Replication is achieved by aliasing commands:
| Default command | Replaced by |
|---|---|
CREATE DATABASE <database> | CREATE DATABASE <database> ON CLUSTER <Scaleway cluster> |
DELETE DATABASE <database> | DELETE DATABASE <database> ON CLUSTER <Scaleway cluster> |
Creating a table in the MergeTree family will also be aliased in order to create the Replicated version:
| Default table | Replaced by |
|---|---|
| MergeTree | ReplicatedMergeTree |
| ReplacingMergeTree | ReplicatedReplacingMergeTree |
| CoalescingMergeTree | ReplicatedCoalescingMergeTree |
| SummingMergeTree | ReplicatedSummingMergeTree |
| AggregatingMergeTree | ReplicatedAggregatingMergeTree |
| CollapsingMergeTree | ReplicatedCollapsingMergeTree |
| VersionedCollapsingMergeTree | ReplicatedVersionedCollapsingMergeTree |
| GraphiteMergeTree | ReplicatedGraphiteMergeTree |
Refer to the official ClickHouse® documentation for more information on the MergeTree table family.
Limitations
Sharding
Sharding cannot be manually configured in Data Warehouse for ClickHouse®. All nodes in the cluster contain a full copy of the data, meaning the deployment operates in a replicated (or "replica") mode rather than a sharded (or "distributed") architecture.
The total data capacity of the cluster is therefore limited to the storage of a single node, and single queries cannot be parallelized across shards to enhance performance.

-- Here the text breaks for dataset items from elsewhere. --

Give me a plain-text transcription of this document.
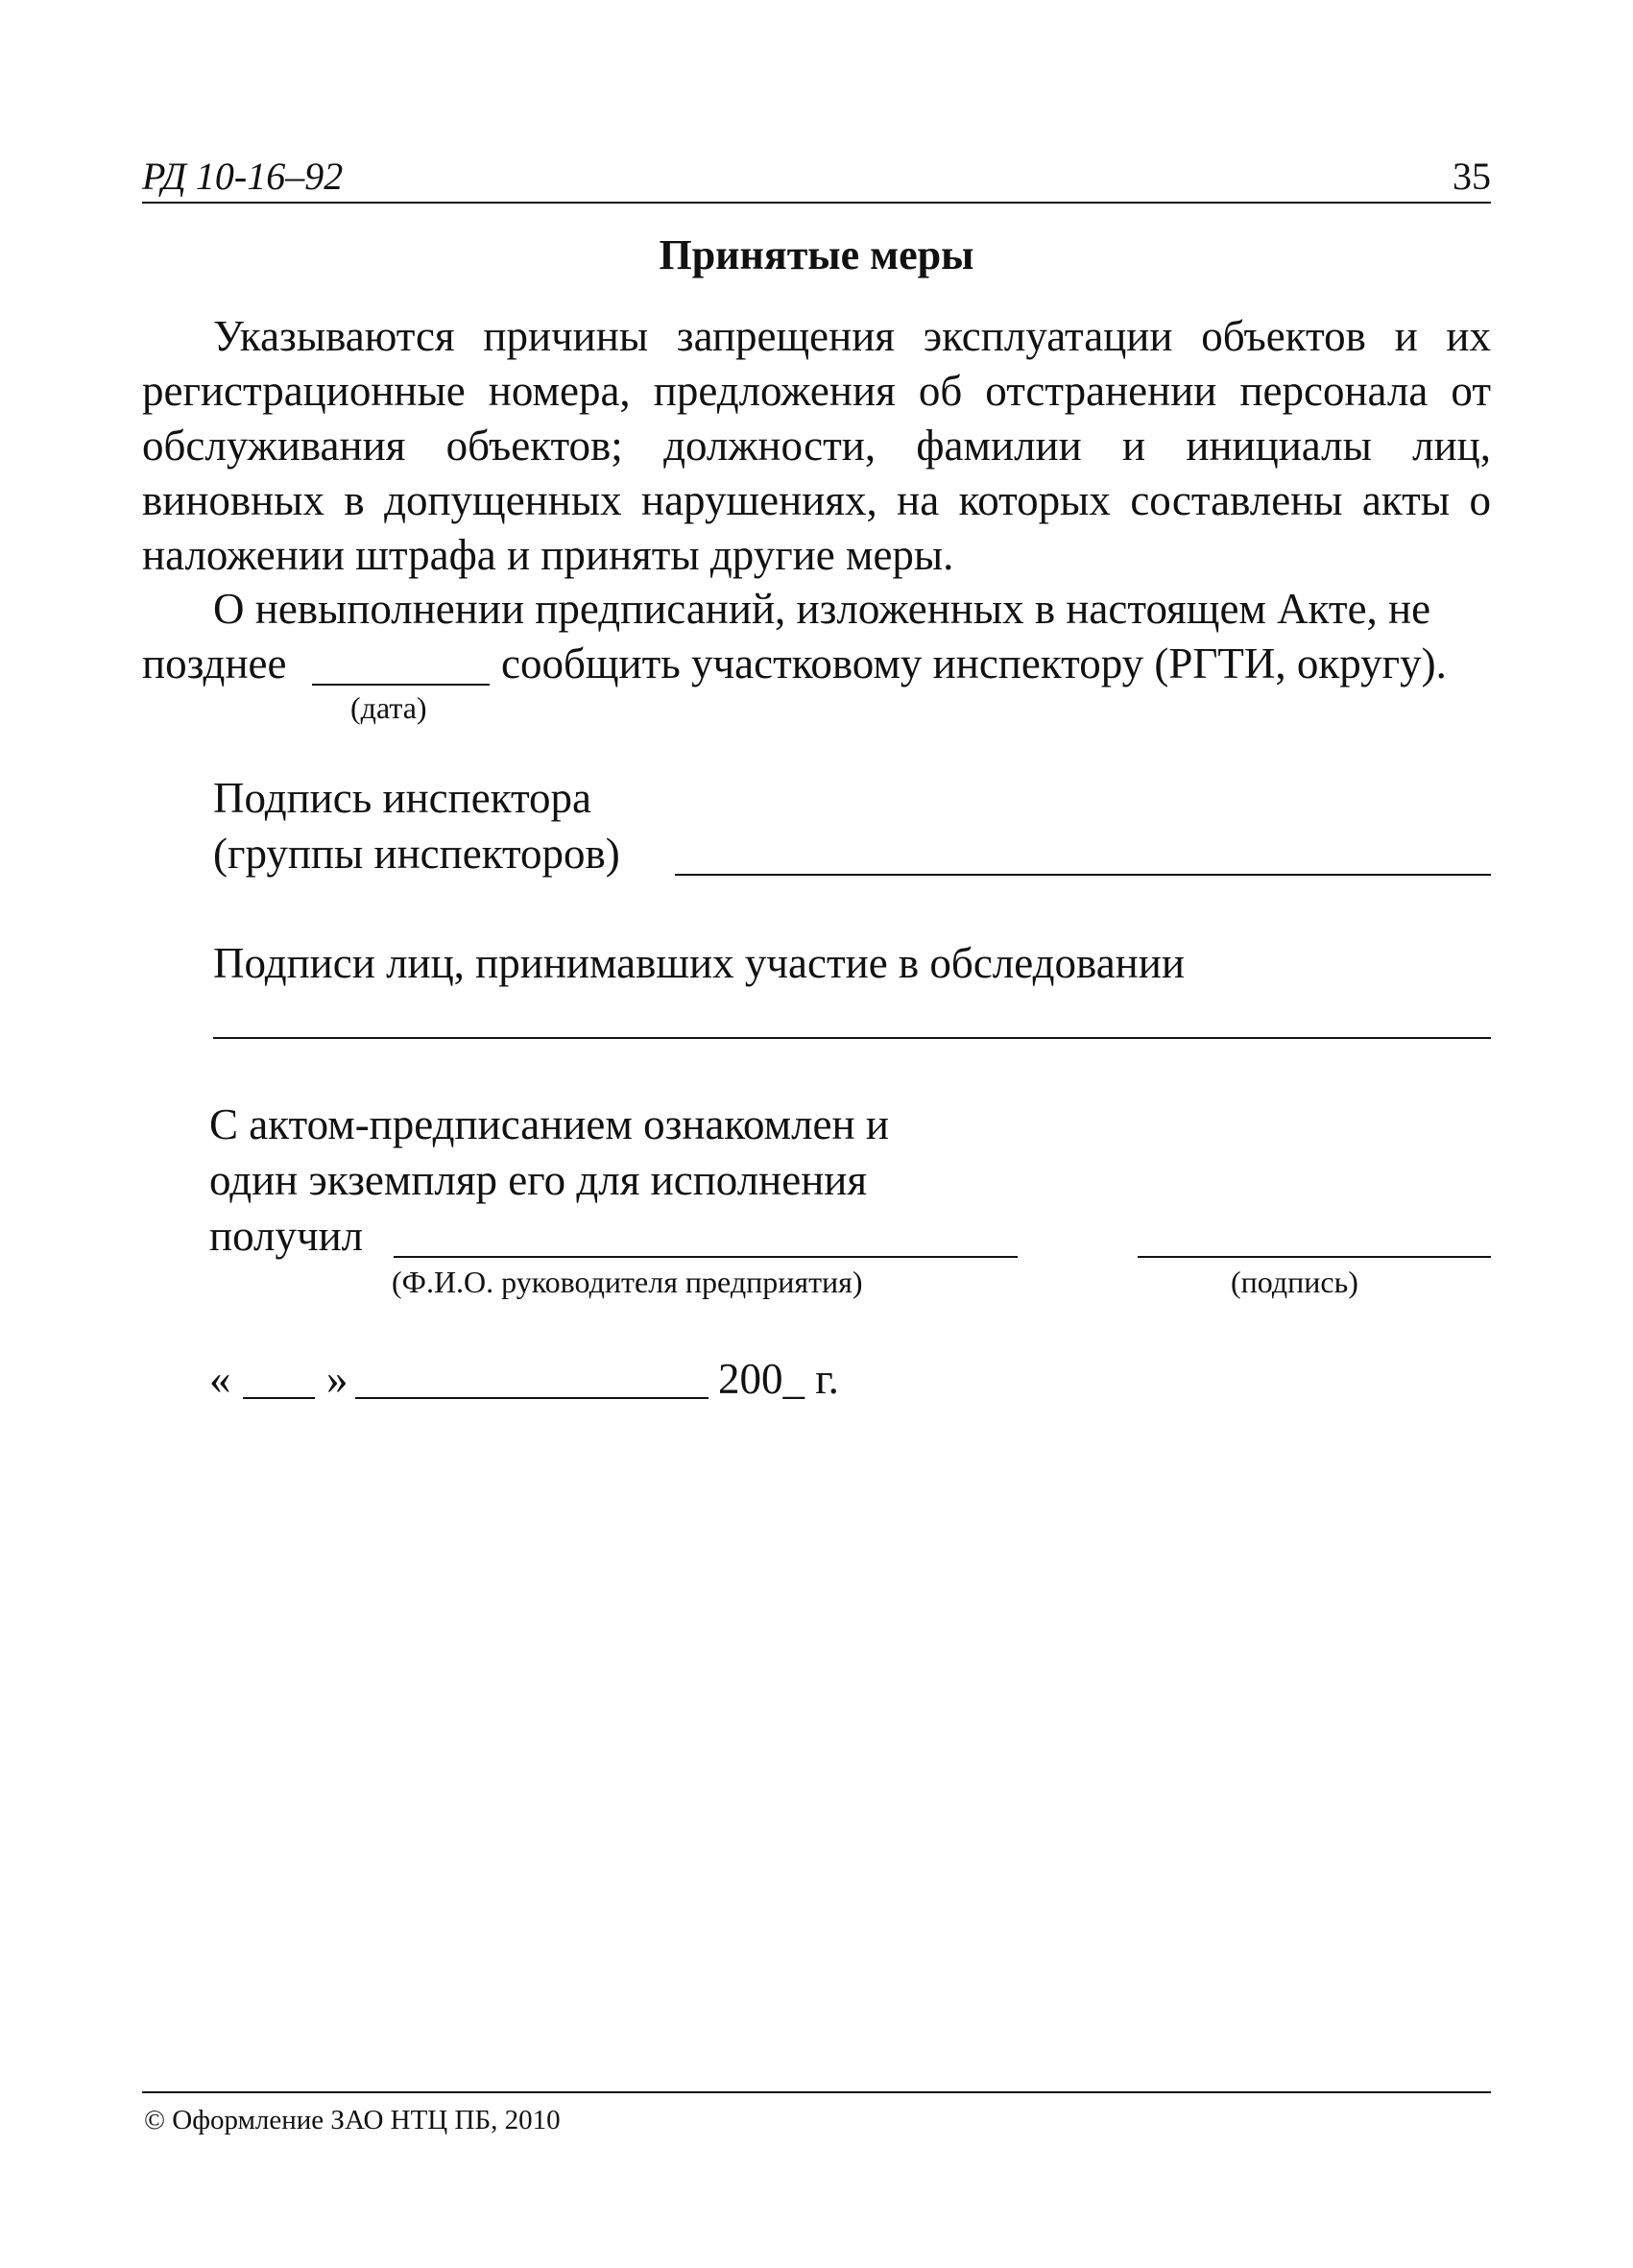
РД 10-16–92	35
Принятые меры
Указываются причины запрещения эксплуатации объектов и их регистрационные номера, предложения об отстранении персонала от обслуживания объектов; должности, фамилии и инициалы лиц, виновных в допущенных нарушениях, на которых составлены акты о наложении штрафа и приняты другие меры.
О невыполнении предписаний, изложенных в настоящем Акте, не
позднее	сообщить участковому инспектору (РГТИ, округу).
(дата)
Подпись инспектора
(группы инспекторов)
Подписи лиц, принимавших участие в обследовании
С актом-предписанием ознакомлен и
один экземпляр его для исполнения
получил
(Ф.И.О. руководителя предприятия)	(подпись)
« »	200_ г.
© Оформление ЗАО НТЦ ПБ, 2010
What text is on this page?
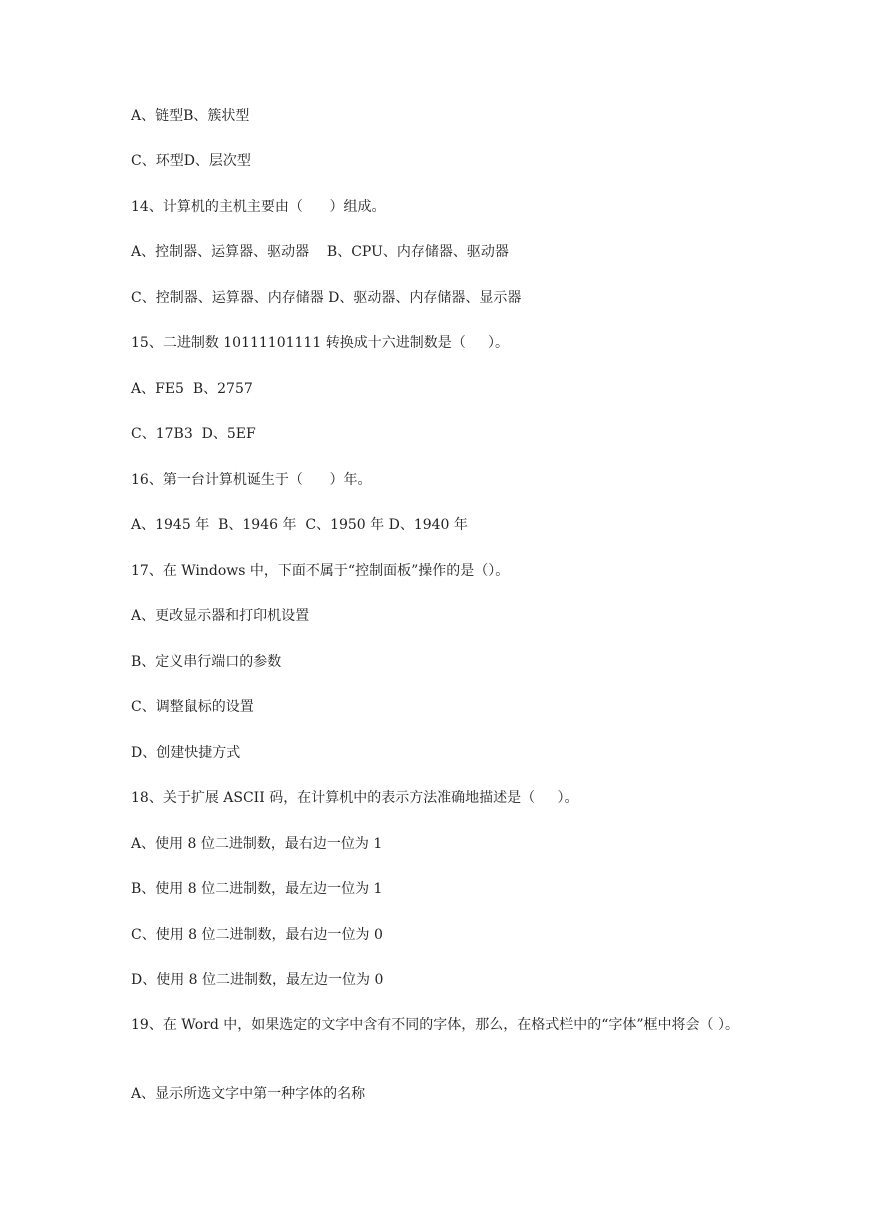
A、链型B、簇状型

C、环型D、层次型

14、计算机的主机主要由（      ）组成。

A、控制器、运算器、驱动器    B、CPU、内存储器、驱动器

C、控制器、运算器、内存储器 D、驱动器、内存储器、显示器

15、二进制数 10111101111 转换成十六进制数是（     ）。

A、FE5  B、2757

C、17B3  D、5EF

16、第一台计算机诞生于（      ）年。

A、1945 年  B、1946 年  C、1950 年 D、1940 年

17、在 Windows 中，下面不属于“控制面板”操作的是（）。

A、更改显示器和打印机设置

B、定义串行端口的参数

C、调整鼠标的设置

D、创建快捷方式

18、关于扩展 ASCII 码，在计算机中的表示方法准确地描述是（     ）。

A、使用 8 位二进制数，最右边一位为 1

B、使用 8 位二进制数，最左边一位为 1

C、使用 8 位二进制数，最右边一位为 0

D、使用 8 位二进制数，最左边一位为 0

19、在 Word 中，如果选定的文字中含有不同的字体，那么，在格式栏中的“字体”框中将会（ ）。

A、显示所选文字中第一种字体的名称
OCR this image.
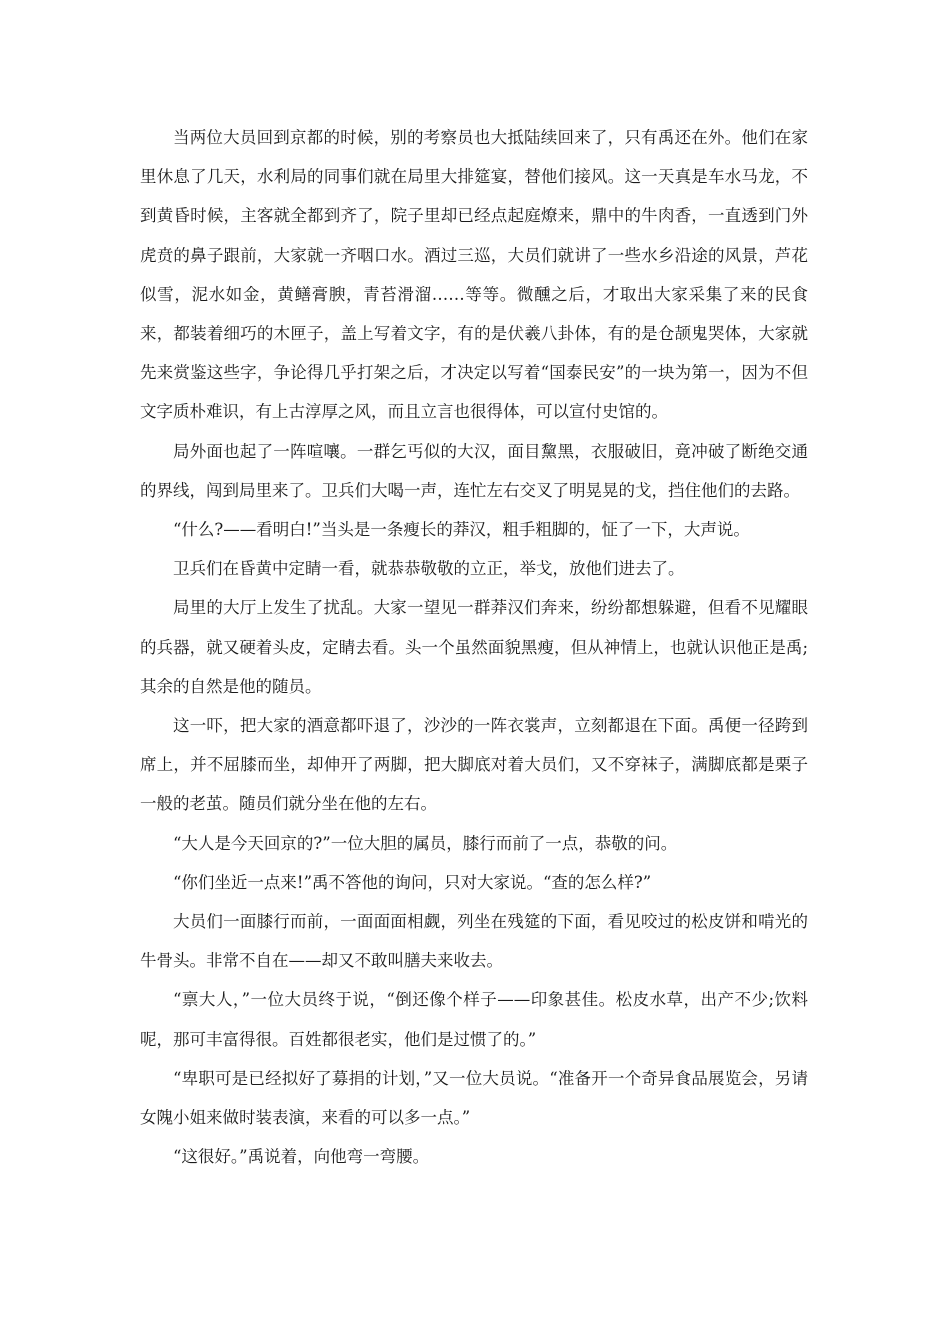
当两位大员回到京都的时候，别的考察员也大抵陆续回来了，只有禹还在外。他们在家里休息了几天，水利局的同事们就在局里大排筵宴，替他们接风。这一天真是车水马龙，不到黄昏时候，主客就全都到齐了，院子里却已经点起庭燎来，鼎中的牛肉香，一直透到门外虎贲的鼻子跟前，大家就一齐咽口水。酒过三巡，大员们就讲了一些水乡沿途的风景，芦花似雪，泥水如金，黄鳝膏腴，青苔滑溜……等等。微醺之后，才取出大家采集了来的民食来，都装着细巧的木匣子，盖上写着文字，有的是伏羲八卦体，有的是仓颉鬼哭体，大家就先来赏鉴这些字，争论得几乎打架之后，才决定以写着“国泰民安”的一块为第一，因为不但文字质朴难识，有上古淳厚之风，而且立言也很得体，可以宣付史馆的。

局外面也起了一阵喧嚷。一群乞丐似的大汉，面目黧黑，衣服破旧，竟冲破了断绝交通的界线，闯到局里来了。卫兵们大喝一声，连忙左右交叉了明晃晃的戈，挡住他们的去路。

“什么?——看明白!”当头是一条瘦长的莽汉，粗手粗脚的，怔了一下，大声说。

卫兵们在昏黄中定睛一看，就恭恭敬敬的立正，举戈，放他们进去了。

局里的大厅上发生了扰乱。大家一望见一群莽汉们奔来，纷纷都想躲避，但看不见耀眼的兵器，就又硬着头皮，定睛去看。头一个虽然面貌黑瘦，但从神情上，也就认识他正是禹;其余的自然是他的随员。

这一吓，把大家的酒意都吓退了，沙沙的一阵衣裳声，立刻都退在下面。禹便一径跨到席上，并不屈膝而坐，却伸开了两脚，把大脚底对着大员们，又不穿袜子，满脚底都是栗子一般的老茧。随员们就分坐在他的左右。

“大人是今天回京的?”一位大胆的属员，膝行而前了一点，恭敬的问。

“你们坐近一点来!”禹不答他的询问，只对大家说。“查的怎么样?”

大员们一面膝行而前，一面面面相觑，列坐在残筵的下面，看见咬过的松皮饼和啃光的牛骨头。非常不自在——却又不敢叫膳夫来收去。

“禀大人，”一位大员终于说，“倒还像个样子——印象甚佳。松皮水草，出产不少;饮料呢，那可丰富得很。百姓都很老实，他们是过惯了的。”

“卑职可是已经拟好了募捐的计划，”又一位大员说。“准备开一个奇异食品展览会，另请女隗小姐来做时装表演，来看的可以多一点。”

“这很好。”禹说着，向他弯一弯腰。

Queries are executed on each replica independently, so while high availability and read scalability are improved, compute resources are not horizontally scalable for large analytical workloads that would benefit from data distribution.
Distributed table engine
Due to the absence of sharding, the Distributed table engine has no effect in a Data Warehouse for ClickHouse®.